La lutte contre les inégalités est constitutive de l’identité social-démocrate. Dès 2004, je soulignais dans un ouvrage publié à la Fondation Jean-Jaurès, Pour l’Egalité Réelle, l’accroissement rapide des inégalités dans notre pays et l’inefficacité de notre modèle à mettre un terme à ce que j’appelle les inégalités de destin. Dans 365 Jours, Journal contre le renoncement (2006), je rappelais la nécessité de combler les écarts de revenus grandissants entre les Français et l’urgence à remettre en marche l’ascenseur social.
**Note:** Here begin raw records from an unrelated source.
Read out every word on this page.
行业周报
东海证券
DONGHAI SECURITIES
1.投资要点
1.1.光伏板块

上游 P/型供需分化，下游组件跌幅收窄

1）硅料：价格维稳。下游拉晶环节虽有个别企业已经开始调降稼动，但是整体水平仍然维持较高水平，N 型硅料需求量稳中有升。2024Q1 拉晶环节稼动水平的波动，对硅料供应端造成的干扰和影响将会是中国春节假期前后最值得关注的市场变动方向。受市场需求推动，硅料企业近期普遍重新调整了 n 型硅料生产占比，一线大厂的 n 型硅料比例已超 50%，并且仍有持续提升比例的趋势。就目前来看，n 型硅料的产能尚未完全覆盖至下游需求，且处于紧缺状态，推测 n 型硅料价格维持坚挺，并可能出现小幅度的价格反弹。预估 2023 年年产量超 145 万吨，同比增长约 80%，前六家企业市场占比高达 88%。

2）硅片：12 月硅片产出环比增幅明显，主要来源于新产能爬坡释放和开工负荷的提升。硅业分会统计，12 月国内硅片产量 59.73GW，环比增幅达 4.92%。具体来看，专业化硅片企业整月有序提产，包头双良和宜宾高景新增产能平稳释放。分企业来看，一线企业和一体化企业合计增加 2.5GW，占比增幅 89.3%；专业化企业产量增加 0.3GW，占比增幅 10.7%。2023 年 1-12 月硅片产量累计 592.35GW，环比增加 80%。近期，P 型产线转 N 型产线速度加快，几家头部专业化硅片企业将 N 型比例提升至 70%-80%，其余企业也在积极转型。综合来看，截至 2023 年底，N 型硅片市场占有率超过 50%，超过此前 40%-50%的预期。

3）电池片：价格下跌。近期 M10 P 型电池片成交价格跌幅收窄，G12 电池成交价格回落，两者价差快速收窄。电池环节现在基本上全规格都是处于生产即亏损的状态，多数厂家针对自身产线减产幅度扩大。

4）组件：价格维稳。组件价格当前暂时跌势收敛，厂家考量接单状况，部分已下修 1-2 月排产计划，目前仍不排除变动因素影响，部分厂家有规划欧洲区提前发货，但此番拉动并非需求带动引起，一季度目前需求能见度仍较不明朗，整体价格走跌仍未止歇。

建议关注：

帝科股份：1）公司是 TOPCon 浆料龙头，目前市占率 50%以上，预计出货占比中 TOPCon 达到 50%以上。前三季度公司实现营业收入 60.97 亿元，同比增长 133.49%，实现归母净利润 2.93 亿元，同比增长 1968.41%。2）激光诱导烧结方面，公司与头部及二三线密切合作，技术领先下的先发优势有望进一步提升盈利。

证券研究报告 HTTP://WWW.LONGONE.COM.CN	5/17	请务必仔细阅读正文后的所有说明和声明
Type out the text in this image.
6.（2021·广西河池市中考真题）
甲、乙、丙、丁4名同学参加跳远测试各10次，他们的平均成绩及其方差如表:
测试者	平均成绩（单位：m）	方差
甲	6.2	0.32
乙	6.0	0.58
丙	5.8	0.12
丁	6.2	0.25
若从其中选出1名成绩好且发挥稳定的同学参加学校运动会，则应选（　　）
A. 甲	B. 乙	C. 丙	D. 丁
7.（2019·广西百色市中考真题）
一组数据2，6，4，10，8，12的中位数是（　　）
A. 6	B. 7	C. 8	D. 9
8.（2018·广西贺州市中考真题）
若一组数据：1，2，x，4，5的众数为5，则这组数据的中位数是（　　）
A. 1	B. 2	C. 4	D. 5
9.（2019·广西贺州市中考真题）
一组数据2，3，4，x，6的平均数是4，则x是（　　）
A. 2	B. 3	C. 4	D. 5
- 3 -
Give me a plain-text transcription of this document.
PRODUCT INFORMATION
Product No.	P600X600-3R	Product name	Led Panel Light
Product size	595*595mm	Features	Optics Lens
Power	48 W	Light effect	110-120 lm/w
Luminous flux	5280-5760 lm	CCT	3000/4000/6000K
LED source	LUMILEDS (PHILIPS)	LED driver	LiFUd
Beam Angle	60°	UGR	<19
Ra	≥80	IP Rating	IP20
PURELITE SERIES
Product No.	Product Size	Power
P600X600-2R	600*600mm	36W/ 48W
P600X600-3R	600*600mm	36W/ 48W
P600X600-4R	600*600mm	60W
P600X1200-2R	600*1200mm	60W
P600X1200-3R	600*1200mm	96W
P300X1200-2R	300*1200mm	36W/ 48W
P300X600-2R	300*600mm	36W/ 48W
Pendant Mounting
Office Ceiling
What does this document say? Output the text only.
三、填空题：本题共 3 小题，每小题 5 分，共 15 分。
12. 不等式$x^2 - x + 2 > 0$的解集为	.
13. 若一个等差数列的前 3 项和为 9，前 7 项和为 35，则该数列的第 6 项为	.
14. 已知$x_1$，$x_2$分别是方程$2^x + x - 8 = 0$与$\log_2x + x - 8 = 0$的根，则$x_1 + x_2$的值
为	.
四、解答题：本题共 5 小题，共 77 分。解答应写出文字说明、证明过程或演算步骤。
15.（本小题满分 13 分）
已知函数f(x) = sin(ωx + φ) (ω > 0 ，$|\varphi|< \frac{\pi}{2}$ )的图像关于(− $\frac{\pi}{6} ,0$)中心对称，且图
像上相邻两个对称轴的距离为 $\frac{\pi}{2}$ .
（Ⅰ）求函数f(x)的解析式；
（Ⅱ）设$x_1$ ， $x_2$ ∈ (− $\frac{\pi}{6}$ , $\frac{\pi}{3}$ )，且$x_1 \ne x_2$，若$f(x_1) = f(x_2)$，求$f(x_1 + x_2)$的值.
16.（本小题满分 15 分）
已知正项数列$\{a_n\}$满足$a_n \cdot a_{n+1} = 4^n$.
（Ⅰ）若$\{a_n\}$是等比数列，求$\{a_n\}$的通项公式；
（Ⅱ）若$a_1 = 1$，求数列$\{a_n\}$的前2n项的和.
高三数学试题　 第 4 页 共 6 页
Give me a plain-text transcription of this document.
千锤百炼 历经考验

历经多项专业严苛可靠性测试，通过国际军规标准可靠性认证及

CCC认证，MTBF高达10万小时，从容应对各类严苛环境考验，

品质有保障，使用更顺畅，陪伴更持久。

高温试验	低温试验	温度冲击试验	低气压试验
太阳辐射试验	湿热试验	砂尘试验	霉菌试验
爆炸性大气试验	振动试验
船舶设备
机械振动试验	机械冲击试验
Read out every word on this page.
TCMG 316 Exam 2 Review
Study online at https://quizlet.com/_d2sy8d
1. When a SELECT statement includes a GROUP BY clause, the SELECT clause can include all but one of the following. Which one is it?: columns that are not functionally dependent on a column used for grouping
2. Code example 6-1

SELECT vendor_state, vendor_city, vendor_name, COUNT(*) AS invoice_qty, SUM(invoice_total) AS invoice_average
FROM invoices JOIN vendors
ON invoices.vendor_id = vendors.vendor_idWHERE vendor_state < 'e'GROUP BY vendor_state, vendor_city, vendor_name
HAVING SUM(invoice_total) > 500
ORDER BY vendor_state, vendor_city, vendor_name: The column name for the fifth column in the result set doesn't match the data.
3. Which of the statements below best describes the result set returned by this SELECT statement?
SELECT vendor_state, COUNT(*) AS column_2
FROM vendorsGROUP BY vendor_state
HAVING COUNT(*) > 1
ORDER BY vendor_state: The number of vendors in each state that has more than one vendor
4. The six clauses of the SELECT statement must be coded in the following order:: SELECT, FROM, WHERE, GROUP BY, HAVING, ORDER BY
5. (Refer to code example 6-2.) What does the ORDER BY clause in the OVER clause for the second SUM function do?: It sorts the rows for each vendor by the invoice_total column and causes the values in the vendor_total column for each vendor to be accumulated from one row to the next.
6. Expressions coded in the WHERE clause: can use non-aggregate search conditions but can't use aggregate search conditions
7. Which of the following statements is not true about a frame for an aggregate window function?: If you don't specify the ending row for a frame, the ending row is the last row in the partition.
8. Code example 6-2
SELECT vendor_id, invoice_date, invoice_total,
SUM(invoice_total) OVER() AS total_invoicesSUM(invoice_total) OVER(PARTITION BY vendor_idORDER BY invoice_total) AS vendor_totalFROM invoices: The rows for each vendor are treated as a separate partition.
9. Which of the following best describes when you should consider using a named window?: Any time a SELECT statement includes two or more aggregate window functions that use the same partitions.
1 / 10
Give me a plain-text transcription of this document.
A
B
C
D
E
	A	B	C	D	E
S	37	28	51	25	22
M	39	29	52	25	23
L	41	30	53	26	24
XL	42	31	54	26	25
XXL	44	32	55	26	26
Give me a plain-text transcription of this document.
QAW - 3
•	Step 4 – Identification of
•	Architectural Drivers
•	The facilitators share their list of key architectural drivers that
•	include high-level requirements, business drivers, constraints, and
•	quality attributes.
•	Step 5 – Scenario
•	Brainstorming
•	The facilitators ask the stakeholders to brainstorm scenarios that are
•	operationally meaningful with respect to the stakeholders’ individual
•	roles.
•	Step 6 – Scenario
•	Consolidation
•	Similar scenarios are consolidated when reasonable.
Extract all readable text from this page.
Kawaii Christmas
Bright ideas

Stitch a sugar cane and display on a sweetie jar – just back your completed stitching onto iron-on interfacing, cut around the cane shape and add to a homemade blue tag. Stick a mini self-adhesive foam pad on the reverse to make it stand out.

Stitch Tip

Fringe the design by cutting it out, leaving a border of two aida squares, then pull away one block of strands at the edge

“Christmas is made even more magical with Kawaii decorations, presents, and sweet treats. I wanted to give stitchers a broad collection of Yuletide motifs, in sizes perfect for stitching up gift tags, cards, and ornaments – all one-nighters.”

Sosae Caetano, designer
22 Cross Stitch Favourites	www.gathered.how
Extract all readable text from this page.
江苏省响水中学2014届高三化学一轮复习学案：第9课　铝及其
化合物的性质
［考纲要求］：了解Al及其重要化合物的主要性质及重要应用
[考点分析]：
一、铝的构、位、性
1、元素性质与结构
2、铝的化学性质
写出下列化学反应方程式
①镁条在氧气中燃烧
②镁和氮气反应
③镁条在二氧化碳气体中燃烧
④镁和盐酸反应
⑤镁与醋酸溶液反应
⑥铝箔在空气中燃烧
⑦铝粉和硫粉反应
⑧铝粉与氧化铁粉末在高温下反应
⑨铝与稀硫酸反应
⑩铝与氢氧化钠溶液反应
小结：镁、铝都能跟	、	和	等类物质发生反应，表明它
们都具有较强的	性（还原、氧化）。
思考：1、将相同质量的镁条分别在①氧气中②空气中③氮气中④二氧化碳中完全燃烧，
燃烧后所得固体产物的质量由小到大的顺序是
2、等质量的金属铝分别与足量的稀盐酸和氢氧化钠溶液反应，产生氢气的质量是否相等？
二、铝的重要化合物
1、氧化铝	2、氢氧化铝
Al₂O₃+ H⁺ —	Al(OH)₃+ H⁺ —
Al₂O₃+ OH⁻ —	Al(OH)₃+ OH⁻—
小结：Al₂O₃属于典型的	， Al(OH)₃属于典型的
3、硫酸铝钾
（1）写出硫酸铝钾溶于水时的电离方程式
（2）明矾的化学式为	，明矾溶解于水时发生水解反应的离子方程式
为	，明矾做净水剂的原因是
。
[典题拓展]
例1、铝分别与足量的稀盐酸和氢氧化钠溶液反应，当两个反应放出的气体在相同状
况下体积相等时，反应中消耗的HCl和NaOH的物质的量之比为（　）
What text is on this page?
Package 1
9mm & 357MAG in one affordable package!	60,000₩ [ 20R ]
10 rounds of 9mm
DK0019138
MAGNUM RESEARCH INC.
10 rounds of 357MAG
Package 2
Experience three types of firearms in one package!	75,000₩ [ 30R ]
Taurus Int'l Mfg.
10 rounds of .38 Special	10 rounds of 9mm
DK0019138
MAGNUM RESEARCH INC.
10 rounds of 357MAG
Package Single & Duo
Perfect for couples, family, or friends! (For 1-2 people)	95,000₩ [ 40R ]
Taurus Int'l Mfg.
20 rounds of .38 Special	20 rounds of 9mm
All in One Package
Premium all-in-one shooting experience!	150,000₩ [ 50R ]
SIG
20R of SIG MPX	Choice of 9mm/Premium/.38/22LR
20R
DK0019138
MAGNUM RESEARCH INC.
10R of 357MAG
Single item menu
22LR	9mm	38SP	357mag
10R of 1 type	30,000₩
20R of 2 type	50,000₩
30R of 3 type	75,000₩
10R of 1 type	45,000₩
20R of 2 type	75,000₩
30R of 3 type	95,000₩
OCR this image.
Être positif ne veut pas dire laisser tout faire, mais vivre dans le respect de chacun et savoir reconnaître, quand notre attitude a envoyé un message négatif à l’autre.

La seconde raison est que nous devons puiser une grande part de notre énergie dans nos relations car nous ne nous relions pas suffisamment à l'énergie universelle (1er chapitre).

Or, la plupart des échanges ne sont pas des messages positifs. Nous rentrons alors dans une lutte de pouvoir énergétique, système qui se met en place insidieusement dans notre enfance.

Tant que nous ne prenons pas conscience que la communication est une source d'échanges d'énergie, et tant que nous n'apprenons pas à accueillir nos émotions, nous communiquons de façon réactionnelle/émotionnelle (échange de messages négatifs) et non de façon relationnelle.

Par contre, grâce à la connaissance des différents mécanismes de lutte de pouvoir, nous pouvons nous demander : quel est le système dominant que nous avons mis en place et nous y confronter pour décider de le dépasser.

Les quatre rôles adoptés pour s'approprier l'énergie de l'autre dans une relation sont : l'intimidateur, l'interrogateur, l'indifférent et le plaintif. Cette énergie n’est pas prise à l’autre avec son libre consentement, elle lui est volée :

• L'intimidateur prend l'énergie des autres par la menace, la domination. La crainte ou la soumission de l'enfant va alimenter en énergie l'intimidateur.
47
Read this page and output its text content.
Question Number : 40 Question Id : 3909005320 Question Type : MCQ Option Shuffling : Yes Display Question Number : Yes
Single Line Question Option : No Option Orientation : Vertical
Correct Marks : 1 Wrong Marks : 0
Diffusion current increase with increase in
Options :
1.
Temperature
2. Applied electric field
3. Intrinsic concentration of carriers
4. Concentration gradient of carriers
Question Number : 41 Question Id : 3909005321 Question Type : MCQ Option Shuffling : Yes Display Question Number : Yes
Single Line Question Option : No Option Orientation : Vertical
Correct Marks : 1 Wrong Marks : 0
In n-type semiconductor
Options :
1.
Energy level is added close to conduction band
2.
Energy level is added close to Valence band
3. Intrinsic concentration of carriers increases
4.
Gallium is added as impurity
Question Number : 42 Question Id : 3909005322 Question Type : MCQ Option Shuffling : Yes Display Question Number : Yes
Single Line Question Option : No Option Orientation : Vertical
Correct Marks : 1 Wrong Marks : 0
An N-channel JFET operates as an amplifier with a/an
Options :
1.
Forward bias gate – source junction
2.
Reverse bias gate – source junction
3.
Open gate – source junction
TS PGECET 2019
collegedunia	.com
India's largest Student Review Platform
Tous les jours, à Val-de-France, la communauté d’agglomération que je préside et qui est la plus pauvre de France, la montée des inégalités est une réalité contre laquelle je me bats.

Quelques semaines avant la fin de l’année, différents éléments viennent corroborer ce constat.

Une récente étude de testing menée dans six villes du Val-de-Marne est parvenue à la conclusion qu’en moyenne 14% des médecins refusent de recevoir des patients parce qu’ils sont bénéficiaires de la Couverture Maladie Universelle (CMU). Ce chiffre grimpe jusqu’à 39% pour les dentistes. Ils refusent ainsi de se soumettre à une double obligation, à la fois déontologique et légale.

La Halde (Haute Autorité de Lutte contre les Discriminations et pour l’Egalité) a statué : ce refus de soin est une discrimination. Elle en appelle aux instances disciplinaires de l’ordre des médecins pour faire respecter aussi bien le code de déontologie que la loi. C’est une urgence absolue : encore une fois, ce sont ceux qui en ont le plus besoin qui sont privés de soins.

Je tiens aussi à saluer ici le travail des Restos du Cœur : c’est le deuxième élément. Ils ont lancé lundi dernier leur 22ème campagne. Ils sont devenus indispensables pour des centaines de milliers de démunis et de sans-abris, qu’ils aident à survivre pendant les mois d’hiver. Mais leur action ne doit pas conduire à nous voiler la face : ceux qui ont besoin des Restos du Cœur pour survivre sont chaque année plus nombreux. Ils ont ainsi augmenté de 6% entre 2004 et 2005.

Enfin, plus récemment encore, un sondage commandé par Emmaüs a révélé que 48% des Français pensent qu’ils pourraient devenir un jour SDF (62% des 35-49 ans et 74% des ouvriers !). C’est un chiffre lourd de sens. Il en dit long sur le fait que l’avenir, pour beaucoup de nos concitoyens, n’est plus rien d’autre qu’un facteur d’inquiétude.

J’ai voulu parler dans le même post du problème de l’accès aux soins des bénéficiaires de la CMU, des Restos du Cœur et de l’étude d’Emmaüs pour une raison simple. Ce sont trois facettes d’une même réalité : après cinq années de gouvernements de droite qui n’ont pas su enrayer la machine à fabriquer des inégalités, notre société se fragmente sous nos yeux.

Je veux le réaffirmer ici avec la plus grande force : la lutte contre les inégalités est au cœur de mon engagement politique. C’est le premier des combats pour les socialistes. C’est un défi pour la gauche.